Two questions wrapped up in one here, I think
Is the £25,000 within "normal expenditure" rules? If so, then continuing with the gifts will not constitute chargeable transfers in the future, regardless of the trust structure.

That is relevant in computing the IHT which would be payable on any 'exit' charges before the first decennial anniversary of the creation of the trusts, as the 'exit' charge is a function of the 'entry ' rate which continues to be nil

Provided nothing is added to these settlements then nothing changes.
If further funds are added to the settlements a number of consequences flow. the first is that as I read the draft legislation, the trusts become relevant property trusts immediately .
If all three trusts were established on the same day , then by virtue of IHTA 62 the values of all the trusts are aggregated to calculate the decennial charge.
It is the decennial charge which potentially is 6%, but property which only becomes 'relevant property' at some later date only pays a proprtionate charge based on how long before the decennial charge is payable it became 'relevant property'[see IHTA s66(2)].

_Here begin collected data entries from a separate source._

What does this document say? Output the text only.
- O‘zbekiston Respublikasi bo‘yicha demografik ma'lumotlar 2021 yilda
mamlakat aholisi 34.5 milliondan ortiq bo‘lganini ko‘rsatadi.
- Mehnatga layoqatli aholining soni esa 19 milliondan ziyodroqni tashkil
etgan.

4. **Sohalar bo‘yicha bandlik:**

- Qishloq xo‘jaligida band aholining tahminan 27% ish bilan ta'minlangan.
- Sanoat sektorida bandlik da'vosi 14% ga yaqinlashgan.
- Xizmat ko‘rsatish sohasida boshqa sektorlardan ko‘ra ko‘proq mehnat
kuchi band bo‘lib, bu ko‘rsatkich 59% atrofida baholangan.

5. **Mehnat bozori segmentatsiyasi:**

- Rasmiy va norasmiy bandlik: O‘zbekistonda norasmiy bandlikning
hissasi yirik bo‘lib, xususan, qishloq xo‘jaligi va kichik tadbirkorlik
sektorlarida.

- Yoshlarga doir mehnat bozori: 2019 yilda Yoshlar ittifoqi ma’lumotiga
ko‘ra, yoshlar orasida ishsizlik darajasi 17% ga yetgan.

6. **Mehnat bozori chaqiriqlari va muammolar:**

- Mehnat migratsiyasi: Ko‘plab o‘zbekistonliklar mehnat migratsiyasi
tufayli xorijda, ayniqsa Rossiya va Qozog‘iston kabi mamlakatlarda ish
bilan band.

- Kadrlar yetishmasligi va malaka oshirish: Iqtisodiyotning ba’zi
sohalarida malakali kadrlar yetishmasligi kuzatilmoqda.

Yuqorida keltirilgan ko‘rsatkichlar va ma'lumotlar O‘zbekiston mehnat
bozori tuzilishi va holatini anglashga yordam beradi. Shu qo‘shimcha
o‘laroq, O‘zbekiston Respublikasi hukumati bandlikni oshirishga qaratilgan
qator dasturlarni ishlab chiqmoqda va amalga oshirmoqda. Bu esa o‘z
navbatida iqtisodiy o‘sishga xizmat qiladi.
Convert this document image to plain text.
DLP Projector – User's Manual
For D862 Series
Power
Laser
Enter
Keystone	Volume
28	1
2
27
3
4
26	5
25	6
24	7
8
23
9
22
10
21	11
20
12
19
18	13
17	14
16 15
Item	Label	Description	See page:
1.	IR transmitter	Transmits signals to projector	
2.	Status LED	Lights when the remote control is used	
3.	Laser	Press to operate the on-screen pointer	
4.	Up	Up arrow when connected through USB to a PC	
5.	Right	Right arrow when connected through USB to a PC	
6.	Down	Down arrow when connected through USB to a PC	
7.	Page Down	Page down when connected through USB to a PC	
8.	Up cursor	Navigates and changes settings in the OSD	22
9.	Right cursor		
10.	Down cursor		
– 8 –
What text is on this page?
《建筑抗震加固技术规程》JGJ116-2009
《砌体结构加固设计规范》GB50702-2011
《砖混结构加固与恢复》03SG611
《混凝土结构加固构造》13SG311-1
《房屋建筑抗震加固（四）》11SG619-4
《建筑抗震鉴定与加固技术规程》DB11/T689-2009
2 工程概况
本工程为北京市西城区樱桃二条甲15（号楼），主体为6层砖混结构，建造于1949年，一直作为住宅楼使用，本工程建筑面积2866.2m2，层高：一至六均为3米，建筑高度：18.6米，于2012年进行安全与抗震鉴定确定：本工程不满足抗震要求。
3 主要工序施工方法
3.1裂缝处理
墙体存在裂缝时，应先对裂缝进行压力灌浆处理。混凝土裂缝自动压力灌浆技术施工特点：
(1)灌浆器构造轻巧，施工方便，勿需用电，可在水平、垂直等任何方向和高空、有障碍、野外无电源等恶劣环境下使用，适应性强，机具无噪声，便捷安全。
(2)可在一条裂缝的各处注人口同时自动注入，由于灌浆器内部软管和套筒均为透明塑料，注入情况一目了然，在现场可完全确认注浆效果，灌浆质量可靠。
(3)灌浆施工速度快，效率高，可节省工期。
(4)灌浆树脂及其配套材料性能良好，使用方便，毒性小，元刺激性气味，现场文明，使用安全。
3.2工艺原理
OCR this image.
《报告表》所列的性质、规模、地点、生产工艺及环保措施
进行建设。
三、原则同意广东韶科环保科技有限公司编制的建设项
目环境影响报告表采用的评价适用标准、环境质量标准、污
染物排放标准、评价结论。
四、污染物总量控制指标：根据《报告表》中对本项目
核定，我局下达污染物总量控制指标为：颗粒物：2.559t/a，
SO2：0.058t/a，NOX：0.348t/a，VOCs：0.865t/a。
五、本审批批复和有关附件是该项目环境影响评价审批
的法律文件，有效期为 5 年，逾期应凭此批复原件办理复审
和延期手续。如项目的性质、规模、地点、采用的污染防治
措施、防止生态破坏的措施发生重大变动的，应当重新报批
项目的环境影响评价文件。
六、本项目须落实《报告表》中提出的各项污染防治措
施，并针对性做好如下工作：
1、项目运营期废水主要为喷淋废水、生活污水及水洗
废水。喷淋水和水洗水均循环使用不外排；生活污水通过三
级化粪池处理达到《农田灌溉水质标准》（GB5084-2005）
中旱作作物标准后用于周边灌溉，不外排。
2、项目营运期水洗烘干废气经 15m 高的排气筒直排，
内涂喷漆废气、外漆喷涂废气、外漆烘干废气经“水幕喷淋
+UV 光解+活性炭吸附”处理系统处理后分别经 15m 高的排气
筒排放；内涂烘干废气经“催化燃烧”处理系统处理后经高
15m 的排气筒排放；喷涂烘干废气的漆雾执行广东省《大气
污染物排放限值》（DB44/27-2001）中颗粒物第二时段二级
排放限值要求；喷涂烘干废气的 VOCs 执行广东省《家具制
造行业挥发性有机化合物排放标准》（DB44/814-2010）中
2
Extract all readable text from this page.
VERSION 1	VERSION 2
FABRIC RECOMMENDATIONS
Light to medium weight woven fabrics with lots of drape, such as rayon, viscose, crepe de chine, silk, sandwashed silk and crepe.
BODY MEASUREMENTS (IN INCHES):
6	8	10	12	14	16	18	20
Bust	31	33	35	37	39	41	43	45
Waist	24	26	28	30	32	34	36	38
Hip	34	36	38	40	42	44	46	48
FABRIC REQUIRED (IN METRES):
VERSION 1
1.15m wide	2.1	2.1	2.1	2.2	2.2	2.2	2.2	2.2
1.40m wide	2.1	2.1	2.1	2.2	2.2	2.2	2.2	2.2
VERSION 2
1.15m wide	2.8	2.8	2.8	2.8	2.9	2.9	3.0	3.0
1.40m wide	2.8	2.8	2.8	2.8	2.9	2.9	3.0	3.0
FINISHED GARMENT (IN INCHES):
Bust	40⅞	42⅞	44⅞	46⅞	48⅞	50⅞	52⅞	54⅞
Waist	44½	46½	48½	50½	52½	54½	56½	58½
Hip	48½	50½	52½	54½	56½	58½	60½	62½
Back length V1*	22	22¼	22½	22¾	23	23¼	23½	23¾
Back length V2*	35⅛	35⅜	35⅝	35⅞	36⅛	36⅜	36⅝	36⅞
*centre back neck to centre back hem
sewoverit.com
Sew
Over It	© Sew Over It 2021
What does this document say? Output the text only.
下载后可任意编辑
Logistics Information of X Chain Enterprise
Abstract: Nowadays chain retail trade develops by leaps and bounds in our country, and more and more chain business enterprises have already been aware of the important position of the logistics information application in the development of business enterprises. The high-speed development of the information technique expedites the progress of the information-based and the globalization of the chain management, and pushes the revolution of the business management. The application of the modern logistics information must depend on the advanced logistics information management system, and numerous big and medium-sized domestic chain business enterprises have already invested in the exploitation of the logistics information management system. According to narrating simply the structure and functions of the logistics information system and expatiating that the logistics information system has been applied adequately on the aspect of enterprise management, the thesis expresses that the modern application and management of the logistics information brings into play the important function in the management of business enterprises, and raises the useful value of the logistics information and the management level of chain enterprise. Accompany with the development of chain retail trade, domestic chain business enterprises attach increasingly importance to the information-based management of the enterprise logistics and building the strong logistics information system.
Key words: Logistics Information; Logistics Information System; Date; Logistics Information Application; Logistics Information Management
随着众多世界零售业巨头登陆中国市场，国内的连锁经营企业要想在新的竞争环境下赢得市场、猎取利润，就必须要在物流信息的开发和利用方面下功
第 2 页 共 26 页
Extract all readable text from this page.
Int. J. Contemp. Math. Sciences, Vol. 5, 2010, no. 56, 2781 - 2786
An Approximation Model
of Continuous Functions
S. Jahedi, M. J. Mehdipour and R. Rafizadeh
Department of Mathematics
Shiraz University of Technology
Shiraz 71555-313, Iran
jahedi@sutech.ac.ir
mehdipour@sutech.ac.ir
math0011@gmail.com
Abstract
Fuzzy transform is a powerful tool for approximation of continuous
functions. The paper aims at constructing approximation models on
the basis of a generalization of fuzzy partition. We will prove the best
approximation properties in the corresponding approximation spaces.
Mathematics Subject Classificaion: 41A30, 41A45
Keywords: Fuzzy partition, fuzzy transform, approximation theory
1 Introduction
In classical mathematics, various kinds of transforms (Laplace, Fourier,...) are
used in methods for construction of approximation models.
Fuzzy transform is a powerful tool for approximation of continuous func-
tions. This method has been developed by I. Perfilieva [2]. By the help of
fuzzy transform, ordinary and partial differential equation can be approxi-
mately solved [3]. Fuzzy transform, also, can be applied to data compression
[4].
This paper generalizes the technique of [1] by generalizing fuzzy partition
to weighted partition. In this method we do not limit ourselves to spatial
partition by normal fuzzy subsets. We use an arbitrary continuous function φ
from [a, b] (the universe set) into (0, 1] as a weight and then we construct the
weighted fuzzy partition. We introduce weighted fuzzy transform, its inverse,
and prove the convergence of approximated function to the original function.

The exit charge is a proprtion of the last decennial charge, and is never as much as 6%, as it is a n/40 of the effective rate paid at that decennial anniversary. The effective rate will alwys be less than 6% , because of the nil rate band.

In many cases the fees to calculate and agree this will exceed the charge!!

It may be worthwhile not adding anything to the existing policies, which can continue unaffected by the new rules, but replicating the trusts with a new policy or policies, if 'normal expenditur' is in point. Each new trust will for the reasons explained above, bear no entry charge.
The income tax consequences of the existing policies possibly thereby becomeing non qualfying policies will have to be taken into consideration.

Even better, replicate with policies taken out on different days, so that their value is not aggregated one with the other.

That way none of the policies will be so large as to be subject to the new charge., as each will stay below the nil rate band.